Nintendo has finally gotten into the downloadable content business with
WiiWare, which made its debut in Japan a few weeks ago and will be
hitting consoles in America today. That first Japanese wave included
all Japanese games… except one: Epicenter Studio’s Saku Saku Animal
Panic
, now known in the US as Critter Round-Up. Being the only American
game in the Japanese launch was a pretty great honor, but even better
is being called the best game in the launch by numerous gaming
journalists.

A
moment of disclosure here: I have known Nathaniel McClure, the
co-founder of Epicenter Studios, for years. I first met him when he was
in college and was friends with my brother; they moved out here to LA a
bunch of years ago and fell into the world of video games. Than ended
up working on the Call of Duty series for quite some time, gaining
himself a serious reputation in the industry. As Call of Duty 4 was
getting off the ground, though, he realized that he was busting his
ass, working 80+ hour weeks for megabuck franchises where he saw almost
none of the profits. He called up his friend Brian Jury, another long
time video game insider who was working at Collision Studios, and
convinced him that the time had come to jump ship and start working for
themselves.

The two started off pitching a
Wii game called Real Heroes: Firefighter, the told me when I visited their brand-new
Sherman Oaks digs last week. While making the rounds pitching that
game, they met with Konami and one thing led to another and they ended
up being the developers of one of the WiiWare launch titles. The
problem was that time was tight – the game needed to be delivered in a
breakneck three months. A small studio, Epicenter stepped up to the
challenge and delivered a game that’s curiously addicting and
surprisingly filled with many levels of game play.



After
a lunch with Than, Brian and lead designer Tony Dormanesh, I sat down
to play the game. The premise is simple – you’re a guy who has a pen
filled with animals. You have to build fences to keep the different
animal types separated. This is fairly easy at first, as you’re in a
barn yard, but as the game progresses you move to more exotic locales
with more aggressive animals. Trying to build a fence around a group of
monkeys – who will throw their shit at you – while being chased by a
hungry lion is not as easy as you might think.

The
graphics of Critter Round-Up are simple and blocky, calling to mind
woodcut puzzles for little kids. That cartoony aesthetic hides some
complex gameplay, though. The predator animals will eat prey animals.
Power ups – ranging from meat to entice carnivores to a clock to slow
down time – can change the balance of power. Chickens can lay eggs,
making more animals for you to round up. Elephants can charge through
your fences and prairie dogs can slip out through holes in the ground.
The good news about predators is that once they eat an animal they’ll
be temporarily sated, giving you a chance to get by them. The game is
billed as ‘action/puzzle’ and I think that’s a perfect description –
you’re constantly looking for the best ways to pen up the animals (the
more animals you get into the same fence, the better your score), but
there’s so much randomization and so many deadly animals wandering
around that you’re just as often taking evasive action as you are
planning ahead. And that random element means you’ll never approach a
level the same way twice.



I played
single player for a little while, and was sort of annoyed when Than
said it was time to try multiplayer – because I as having so much fun. There’s
a co-op mode, where four players can work together to fence in critters
(although I would think that having four people in there, along with
all of those animals, would get tight), but the game really sings in
the versus modes, of which there are four. One hilarious mode will be
familiar to fans of Tron, except instead of creating walls of light,
you’re leaving behind fences. There’s a terrific soccer game played
with snowballs, and there’s a game where you’re chasing chickens. But
to me (and I’m a guy who opts for Deathmatch on Grand Theft Auto IV
multiplayer) the crowning jewel of the versus modes is a game where you
and your opponents are trapped in a pen with a bunch of predators.
Whoever lasts longest wins, and you can trip each other up, hopefully
delivering your friend into the mouth of a hungry crocodile.

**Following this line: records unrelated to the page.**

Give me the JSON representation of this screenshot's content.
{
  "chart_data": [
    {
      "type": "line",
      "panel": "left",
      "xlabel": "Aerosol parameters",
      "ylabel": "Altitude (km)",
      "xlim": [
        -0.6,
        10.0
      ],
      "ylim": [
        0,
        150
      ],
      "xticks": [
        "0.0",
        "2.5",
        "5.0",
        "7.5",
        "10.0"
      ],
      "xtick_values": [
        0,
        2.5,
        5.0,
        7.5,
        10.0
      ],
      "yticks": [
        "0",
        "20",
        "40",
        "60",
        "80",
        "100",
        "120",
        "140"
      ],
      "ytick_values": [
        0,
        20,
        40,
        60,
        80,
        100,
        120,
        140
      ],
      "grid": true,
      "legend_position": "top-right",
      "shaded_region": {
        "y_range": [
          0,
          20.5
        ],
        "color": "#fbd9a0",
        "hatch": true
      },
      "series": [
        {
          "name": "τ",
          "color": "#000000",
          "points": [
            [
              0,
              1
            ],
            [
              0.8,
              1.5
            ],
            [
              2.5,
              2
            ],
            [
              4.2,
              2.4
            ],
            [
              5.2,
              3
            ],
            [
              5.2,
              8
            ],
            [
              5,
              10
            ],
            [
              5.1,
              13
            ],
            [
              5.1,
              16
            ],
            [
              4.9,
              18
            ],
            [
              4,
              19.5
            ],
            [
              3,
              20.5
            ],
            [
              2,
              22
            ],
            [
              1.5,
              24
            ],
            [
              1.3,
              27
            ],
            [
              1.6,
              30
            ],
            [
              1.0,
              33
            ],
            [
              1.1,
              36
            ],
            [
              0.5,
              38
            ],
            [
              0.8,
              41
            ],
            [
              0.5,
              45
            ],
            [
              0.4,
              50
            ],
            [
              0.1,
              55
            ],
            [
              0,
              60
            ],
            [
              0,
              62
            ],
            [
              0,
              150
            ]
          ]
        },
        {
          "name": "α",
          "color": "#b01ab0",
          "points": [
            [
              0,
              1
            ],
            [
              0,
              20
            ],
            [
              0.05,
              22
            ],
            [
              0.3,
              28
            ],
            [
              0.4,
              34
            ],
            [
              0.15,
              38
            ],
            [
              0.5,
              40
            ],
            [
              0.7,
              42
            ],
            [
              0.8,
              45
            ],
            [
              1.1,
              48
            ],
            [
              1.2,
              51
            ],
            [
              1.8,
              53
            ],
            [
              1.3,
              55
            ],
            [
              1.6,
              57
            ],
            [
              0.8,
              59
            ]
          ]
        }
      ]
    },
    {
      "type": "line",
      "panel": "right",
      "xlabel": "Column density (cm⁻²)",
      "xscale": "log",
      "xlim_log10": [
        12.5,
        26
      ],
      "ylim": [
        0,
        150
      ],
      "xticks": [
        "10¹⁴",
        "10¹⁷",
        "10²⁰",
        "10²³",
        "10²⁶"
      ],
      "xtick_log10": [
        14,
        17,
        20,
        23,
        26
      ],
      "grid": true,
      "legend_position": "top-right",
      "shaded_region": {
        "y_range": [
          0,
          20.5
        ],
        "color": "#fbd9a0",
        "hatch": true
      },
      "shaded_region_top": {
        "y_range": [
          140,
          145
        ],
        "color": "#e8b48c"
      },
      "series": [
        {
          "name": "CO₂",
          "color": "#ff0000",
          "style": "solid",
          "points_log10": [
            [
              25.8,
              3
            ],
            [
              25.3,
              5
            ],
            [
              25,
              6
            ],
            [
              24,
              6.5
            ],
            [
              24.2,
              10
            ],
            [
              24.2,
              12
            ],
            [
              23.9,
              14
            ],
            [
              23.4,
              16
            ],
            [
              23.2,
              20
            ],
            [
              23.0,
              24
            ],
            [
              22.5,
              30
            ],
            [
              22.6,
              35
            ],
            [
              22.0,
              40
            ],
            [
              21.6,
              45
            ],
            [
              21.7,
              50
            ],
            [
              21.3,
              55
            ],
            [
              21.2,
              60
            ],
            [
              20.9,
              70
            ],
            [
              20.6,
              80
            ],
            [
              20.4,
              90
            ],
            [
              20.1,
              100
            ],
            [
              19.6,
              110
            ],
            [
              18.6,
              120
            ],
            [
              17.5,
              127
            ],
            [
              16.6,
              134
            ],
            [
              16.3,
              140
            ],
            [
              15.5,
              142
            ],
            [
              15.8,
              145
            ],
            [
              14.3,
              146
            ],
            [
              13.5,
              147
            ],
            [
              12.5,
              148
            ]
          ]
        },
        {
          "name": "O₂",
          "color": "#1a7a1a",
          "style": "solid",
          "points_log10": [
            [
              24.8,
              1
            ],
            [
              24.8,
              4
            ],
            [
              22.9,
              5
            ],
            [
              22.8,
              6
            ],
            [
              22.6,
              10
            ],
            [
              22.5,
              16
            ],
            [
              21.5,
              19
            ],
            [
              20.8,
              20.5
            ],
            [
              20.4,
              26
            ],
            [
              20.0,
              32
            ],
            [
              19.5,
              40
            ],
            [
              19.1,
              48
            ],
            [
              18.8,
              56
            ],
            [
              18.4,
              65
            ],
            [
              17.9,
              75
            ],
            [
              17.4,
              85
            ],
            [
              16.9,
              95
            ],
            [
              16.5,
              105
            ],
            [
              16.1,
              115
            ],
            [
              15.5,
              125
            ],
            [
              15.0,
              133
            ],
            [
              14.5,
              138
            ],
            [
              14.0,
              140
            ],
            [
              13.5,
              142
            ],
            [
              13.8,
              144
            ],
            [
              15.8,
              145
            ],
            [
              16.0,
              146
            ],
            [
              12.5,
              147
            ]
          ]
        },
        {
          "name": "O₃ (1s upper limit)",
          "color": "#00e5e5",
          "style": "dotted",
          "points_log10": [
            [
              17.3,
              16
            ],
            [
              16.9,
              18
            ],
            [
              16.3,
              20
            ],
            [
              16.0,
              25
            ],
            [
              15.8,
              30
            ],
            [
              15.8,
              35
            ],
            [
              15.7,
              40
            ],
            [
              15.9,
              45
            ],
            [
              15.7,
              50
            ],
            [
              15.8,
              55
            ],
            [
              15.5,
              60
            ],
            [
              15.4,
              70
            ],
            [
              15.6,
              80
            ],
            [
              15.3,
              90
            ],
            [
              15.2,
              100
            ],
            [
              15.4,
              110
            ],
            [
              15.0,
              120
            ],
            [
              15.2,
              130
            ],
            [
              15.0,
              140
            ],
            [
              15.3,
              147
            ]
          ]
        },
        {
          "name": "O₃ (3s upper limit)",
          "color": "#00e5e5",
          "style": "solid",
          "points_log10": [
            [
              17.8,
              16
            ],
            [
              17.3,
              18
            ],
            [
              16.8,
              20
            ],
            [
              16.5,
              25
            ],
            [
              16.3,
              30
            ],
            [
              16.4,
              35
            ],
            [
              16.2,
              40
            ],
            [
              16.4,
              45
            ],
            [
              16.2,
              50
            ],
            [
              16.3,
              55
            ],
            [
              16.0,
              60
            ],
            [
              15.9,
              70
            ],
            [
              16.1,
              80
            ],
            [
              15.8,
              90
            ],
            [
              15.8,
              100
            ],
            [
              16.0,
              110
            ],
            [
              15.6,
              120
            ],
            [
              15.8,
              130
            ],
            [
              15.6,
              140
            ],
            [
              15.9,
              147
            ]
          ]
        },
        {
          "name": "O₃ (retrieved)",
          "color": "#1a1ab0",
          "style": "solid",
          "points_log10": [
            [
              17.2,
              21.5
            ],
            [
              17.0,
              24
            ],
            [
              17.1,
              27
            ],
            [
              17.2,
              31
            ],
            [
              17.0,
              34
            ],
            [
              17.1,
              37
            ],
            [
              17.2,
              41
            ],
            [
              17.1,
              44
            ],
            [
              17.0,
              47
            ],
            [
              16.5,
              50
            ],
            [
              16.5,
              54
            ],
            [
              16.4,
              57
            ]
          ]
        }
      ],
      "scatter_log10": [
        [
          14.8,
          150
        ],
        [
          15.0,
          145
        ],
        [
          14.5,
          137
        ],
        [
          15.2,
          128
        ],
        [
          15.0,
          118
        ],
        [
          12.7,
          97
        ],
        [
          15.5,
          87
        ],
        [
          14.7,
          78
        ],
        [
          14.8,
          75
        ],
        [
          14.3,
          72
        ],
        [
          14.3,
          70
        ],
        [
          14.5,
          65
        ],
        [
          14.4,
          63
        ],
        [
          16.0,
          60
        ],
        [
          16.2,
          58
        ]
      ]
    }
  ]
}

The depth of gameplay in the game is sort of astonishing: there are 50
levels for single player, there are the four multiplayer versus modes,
25 levels of multiplayer co-op AND an infinite mode that randomly
generates levels forever and forever – or as long as you can last. All
for 1000 Wii Points, or about ten bucks. To me Critter Round-Up simply
plays like a scaled down version of what would be a great Wii title on
its own. If there’s any game worth your Wii Points today, the WiiWare
US launch date, it’s got to be Critter Round-Up.




Meanwhile Epicenter Studios is looking to the future. They have
Firefighter in development (just think about how a firefighting game
can perfectly integrate the Wii controller. Brian explained to me that
what they want to do is take advantage of the Wii’s controller, not
abuse it. In Critter Round-Up, for example, you use the controller like
an old fashioned D-pad, except when you want to knock down a fence you
created – you shake the controller to do that. Epicenter isn’t into
making waggle-fests), and they have another WiiWare title in the pipe,
the rhythm game Crescendo. If these games are half as fun as Critter
Round-Up
, they could be the next video game success story.